Je voyais Diana observer la Directrice avec un sourire ambigu.
L'avertissement d'Adel que j'avais entendu auparavant.
Juste avant qu'il ne meure sous les coups de Hamel, le fils du Saint de l'Épée et le protagoniste de mon roman original.
Adel, qui était apparu soudainement, m'avait prévenu que tout ce que je pouvais imaginer se produirait.
La signification en était claire.
La guerre finale entre démons et humains.
C'était l'étape juste avant la destruction du monde démoniaque et le début véritable de l'affrontement entre Adel et le protagoniste.
'Je ne sais pas.'
Que dois-je faire ?
Dois-je arrêter Diana ?
Mes inquiétudes ne faisaient qu'enfler.
Je savais pourquoi Diana était hostile aux humains.
Il en allait de même pour les autres étudiants.
Je n'avais pas le droit d'empêcher leur vengeance pour la perte de leurs familles.
Surtout si c'était un destin que j'avais écrit de mes propres mains.
Mais malgré tout, je voulais qu'ils vivent.
Même s'ils renonçaient à leur vengeance, je ne voulais pas qu'ils déclenchent cette guerre vouée à l'échec.
'Moi……. '
Incapable de trancher, je ne fis que serrer les poings jusqu'à ce qu'ils blanchissent.
« Tu refais cette drôle de tête. »
« …… Ce n'est rien. »
« Ça en a l'air. »
À la voix de Samuel, j'esquissai un faible sourire.
J'essayai de relever les commissures de mes lèvres, mais ce n'était pas facile.

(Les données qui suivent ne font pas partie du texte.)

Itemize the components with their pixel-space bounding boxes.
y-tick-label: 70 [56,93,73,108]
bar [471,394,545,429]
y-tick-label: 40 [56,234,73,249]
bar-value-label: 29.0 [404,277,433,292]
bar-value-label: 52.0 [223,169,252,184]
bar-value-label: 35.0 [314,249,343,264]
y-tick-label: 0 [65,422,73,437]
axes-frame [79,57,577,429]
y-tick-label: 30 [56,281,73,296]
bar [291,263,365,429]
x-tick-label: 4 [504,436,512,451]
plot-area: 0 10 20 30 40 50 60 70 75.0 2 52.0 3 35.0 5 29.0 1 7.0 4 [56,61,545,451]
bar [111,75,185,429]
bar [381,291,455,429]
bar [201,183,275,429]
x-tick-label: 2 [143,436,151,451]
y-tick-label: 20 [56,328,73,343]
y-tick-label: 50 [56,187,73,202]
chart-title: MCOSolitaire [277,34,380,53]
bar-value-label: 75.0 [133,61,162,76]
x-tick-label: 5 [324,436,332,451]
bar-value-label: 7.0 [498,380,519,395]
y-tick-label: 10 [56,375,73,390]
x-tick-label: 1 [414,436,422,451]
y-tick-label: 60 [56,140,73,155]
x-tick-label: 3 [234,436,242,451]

Samuel, qui m'observait, prit la parole.
« Tu as pitié des humains ? »
« Comment pourrais-je ? »
« Bien. Enfin, je suis sûr que tu n'avais que des pensées idiotes. »

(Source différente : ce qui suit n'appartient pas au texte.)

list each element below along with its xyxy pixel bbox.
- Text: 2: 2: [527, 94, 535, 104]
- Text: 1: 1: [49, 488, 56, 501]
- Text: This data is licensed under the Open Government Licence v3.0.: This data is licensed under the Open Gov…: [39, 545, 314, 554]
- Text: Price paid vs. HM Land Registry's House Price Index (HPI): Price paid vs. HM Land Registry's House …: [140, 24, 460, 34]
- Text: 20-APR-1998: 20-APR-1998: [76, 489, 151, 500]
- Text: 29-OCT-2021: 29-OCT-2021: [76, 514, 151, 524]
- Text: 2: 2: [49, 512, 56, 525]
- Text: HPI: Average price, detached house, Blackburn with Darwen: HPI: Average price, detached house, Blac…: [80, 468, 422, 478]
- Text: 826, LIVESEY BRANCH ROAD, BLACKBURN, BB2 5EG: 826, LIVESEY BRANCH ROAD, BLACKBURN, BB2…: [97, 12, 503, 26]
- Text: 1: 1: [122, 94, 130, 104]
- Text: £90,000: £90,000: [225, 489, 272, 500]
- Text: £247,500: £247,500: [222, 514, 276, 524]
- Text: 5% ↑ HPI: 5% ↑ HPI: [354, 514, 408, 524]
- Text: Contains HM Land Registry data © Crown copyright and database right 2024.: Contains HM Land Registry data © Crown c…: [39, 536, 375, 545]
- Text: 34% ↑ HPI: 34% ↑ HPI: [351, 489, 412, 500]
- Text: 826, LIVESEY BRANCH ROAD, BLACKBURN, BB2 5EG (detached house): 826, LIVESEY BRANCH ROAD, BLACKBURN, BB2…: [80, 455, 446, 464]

« Ha, comment pourrais-tu connaître mes pensées les plus profondes ? »
« …… Tsk. »
Comme s'il avait essayé de me sonder, Samuel claqua la langue et fronça les sourcils.

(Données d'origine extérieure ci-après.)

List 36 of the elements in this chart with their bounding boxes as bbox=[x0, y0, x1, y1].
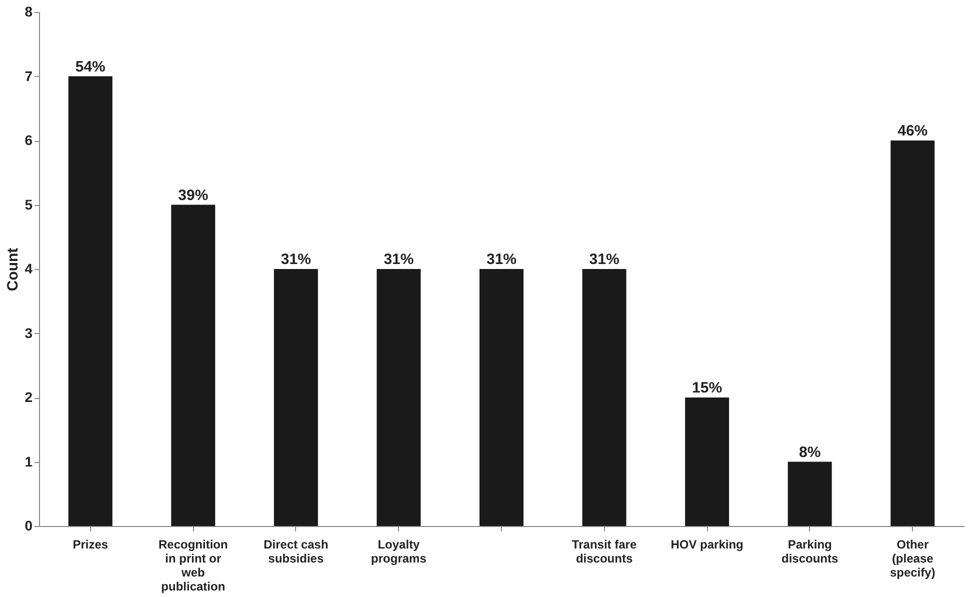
bar bbox=[788, 462, 832, 526]
annotation: 39% bbox=[178, 186, 208, 204]
annotation: 31% bbox=[486, 251, 517, 268]
bar bbox=[582, 269, 626, 526]
annotation: 54% bbox=[75, 58, 106, 76]
annotation: 31% bbox=[589, 251, 620, 268]
bar bbox=[685, 398, 730, 526]
bar bbox=[890, 140, 935, 526]
bar bbox=[480, 269, 524, 526]
bar bbox=[376, 269, 421, 526]
annotation: 31% bbox=[280, 251, 311, 268]
y-tick-label: 1 bbox=[24, 453, 33, 470]
y-tick-label: 2 bbox=[24, 389, 33, 405]
x-tick-label: Parking discounts bbox=[781, 538, 838, 566]
y-tick-label: 3 bbox=[24, 324, 33, 341]
annotation: 8% bbox=[798, 444, 821, 461]
y-tick-label: 0 bbox=[24, 518, 33, 534]
y-tick-label: 7 bbox=[24, 68, 33, 84]
y-tick-label: 5 bbox=[24, 196, 33, 212]
annotation: 15% bbox=[692, 380, 722, 396]
annotation: 31% bbox=[384, 251, 414, 268]
x-tick-label: Prizes bbox=[72, 538, 108, 552]
y-axis-title: Count bbox=[4, 248, 22, 292]
x-tick-label: Other (please specify) bbox=[890, 538, 936, 580]
y-tick-label: 6 bbox=[24, 132, 33, 148]
x-tick-label: Recognition in print or web publication bbox=[158, 538, 228, 594]
annotation: 46% bbox=[898, 122, 928, 140]
bar bbox=[274, 269, 318, 526]
bar bbox=[68, 76, 112, 526]
x-tick-label: Transit fare discounts bbox=[572, 538, 637, 566]
x-tick-label: HOV parking bbox=[670, 538, 744, 552]
y-tick-label: 8 bbox=[24, 4, 33, 20]
x-tick-label: Direct cash subsidies bbox=[264, 538, 328, 566]
y-tick-label: 4 bbox=[24, 260, 33, 276]
x-tick-label: Loyalty programs bbox=[371, 538, 427, 566]
bar bbox=[171, 204, 216, 526]
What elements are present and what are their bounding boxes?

Mais je ne pouvais rien dire.
Parce que les soucis que j'avais maintenant, personne d'autre ne pouvait les comprendre.
Plus que tout,
j'avais peur.
Quand ils découvriraient que j'étais celui qui avait créé ce monde.
Me haïraient-ils ?
Ou m'accepteraient-ils encore comme un ami ?
En réalité.
Je connaissais déjà la réponse.
Peut-être que j'avais fait semblant de ne pas la voir tout ce temps.
Maintenant, je voulais l'entendre.
Au milieu de l'atmosphère chaotique.
Je m'avançai vers Luna.
Luna fronça les sourcils et releva la tête à mon approche.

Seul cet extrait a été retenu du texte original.